Ed Sullivan Theater - First 66 Years

First 66 Years

The 13-story, brown brick and terra cotta office building with a ground-floor theater was designed by architect Herbert J. Krapp. It was built by Arthur Hammerstein between 1925 and 1927, and was named Hammerstein's Theater after his father, Oscar Hammerstein I. The original neo-Gothic interior contained pointed-arch stained-glass windows with scenes from the elder Hammerstein's operas; during a 1993 renovation, these windows were removed and stored by CBS in an arrangement with the New York City Landmarks Preservation Commission. Its first production was the three-hour musical Golden Dawn, the second male lead of which was Cary Grant, then still using his birth name, Archie Leach. Arthur Hammerstein went bankrupt in 1931, and lost ownership of the building.

It later went by the name Manhattan Theater, Billy Rose's Music Hall, and the Manhattan once again. In the 1930s, it became a nightclub. After CBS obtained a long-term lease on the property, the radio network began broadcasting from there in 1936, moving in broadcast facilities it had leased at NBC Studios in Radio City. Architect William Lescaze renovated the interior, keeping nearly all of the Krapp design but covering many walls with smooth white panels, his work earning praise from the magazine Architectural Forum. The debut broadcast was the Major Bowes Amateur Hour. The theater had various names during the network's tenancy, including Radio Theater #3 and the CBS Radio Playhouse. It was converted for television in 1950, when it became CBS-TV Studio 50. In the early and mid-Fifties, the theater played host to many of the live telecasts of The Jackie Gleason Show.

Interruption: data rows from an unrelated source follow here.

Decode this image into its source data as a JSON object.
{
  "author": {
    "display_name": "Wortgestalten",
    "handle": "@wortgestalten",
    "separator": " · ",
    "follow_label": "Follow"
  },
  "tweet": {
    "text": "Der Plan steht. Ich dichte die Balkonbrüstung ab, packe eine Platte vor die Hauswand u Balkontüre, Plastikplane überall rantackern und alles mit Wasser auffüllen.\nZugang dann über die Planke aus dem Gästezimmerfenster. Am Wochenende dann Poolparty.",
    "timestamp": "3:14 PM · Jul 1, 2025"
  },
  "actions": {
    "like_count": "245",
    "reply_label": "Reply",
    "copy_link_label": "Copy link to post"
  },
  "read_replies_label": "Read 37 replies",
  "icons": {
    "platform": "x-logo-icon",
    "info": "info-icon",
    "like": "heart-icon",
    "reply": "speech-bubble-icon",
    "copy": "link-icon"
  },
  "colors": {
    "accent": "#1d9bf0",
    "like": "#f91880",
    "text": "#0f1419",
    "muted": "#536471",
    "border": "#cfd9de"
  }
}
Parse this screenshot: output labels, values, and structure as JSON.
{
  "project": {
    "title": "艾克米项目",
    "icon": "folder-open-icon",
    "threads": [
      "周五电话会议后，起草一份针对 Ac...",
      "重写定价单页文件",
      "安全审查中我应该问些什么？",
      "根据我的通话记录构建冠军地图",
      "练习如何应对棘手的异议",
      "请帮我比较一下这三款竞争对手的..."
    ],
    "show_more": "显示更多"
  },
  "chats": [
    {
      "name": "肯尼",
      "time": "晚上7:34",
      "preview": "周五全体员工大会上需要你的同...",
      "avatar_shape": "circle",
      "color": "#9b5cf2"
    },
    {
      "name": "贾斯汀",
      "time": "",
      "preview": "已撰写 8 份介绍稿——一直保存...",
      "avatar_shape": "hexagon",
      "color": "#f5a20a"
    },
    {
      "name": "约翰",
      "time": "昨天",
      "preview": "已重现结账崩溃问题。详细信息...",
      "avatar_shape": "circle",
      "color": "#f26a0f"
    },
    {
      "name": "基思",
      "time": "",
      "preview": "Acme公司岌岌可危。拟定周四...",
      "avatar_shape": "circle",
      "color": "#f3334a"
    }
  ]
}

Newspaper columnist and impresario Ed Sullivan, who had started hosting his variety show Toast of the Town, soon renamed The Ed Sullivan Show, from the Maxine Elliott Theatre (CBS Studio 51) on West 39th Street in 1948, moved to Studio 50 a few years later. The theater was renamed for Sullivan at the beginning of the 1967-68 season, though it is still TV Studio 50 in CBS' numerical list of New York television facilities.

In the 1960s, Studio 50 was one of CBS' busiest stages not only for Sullivan's program but also for The Merv Griffin Show, as well as several game shows. In 1965, Studio 50 was converted to color, and the first color episode of The Ed Sullivan Show originated from the theater on October 31, 1965. (The program originated from CBS Television City in color for the previous six weeks while the color equipment was installed. One earlier color episode of the program originated from Studio 72 at Broadway and 81st on August 22, 1954.) What's My Line?, To Tell the Truth and Password also called the studio home after CBS began broadcasting regularly in color; previously, they had been taped around the corner at CBS-TV Studio 52, which later became the disco Studio 54. The first episode of regular color telecasts of What's My Line? was broadcast live on September 11, 1966. Line and Truth remained at Studio 50 even after they moved from CBS to first-run syndication in the late 1960s and early 1970s. The programs eventually moved to NBC's Radio City Studios at Rockefeller Center.

The Ed Sullivan Theater was also the first home for The $10,000 Pyramid, with its huge end-game board set at the rear of the stage, in 1973. Other short-lived game shows produced at the Ed included Musical Chairs with singer Adam Wade (1975), Shoot For The Stars with Geoff Edwards (1977) (which was an NBC show), and Pass the Buck with Bill Cullen (1978).

The CBS lease on the building expired in 1981 and, now a Reeves Entertainment teletape facility, it hosted the sitcom Kate & Allie, which ran from 1984 to 1989 (as it happened, on CBS). In 1990 David Niles/1125 Productions signed onto the lease, with the theater to house his HDTV studio and new Broadway show Dreamtime. On October 17, 1992 an NBC special celebrating Phil Donahue's 25 years on television taped in the theater. In February 1993, during Dreamtime's successful run, CBS bought the building from Winthrop Financial Associates of Boston. Niles was given four weeks to vacate. Due to the economics of moving the show and the lack of a comparable available Broadway theater, Dreamtime closed. The quick sale and vacancy of the building earned the realtor the Henry Hart Rice Achievement Award for the Most Ingenious Deal of the Year for 1993.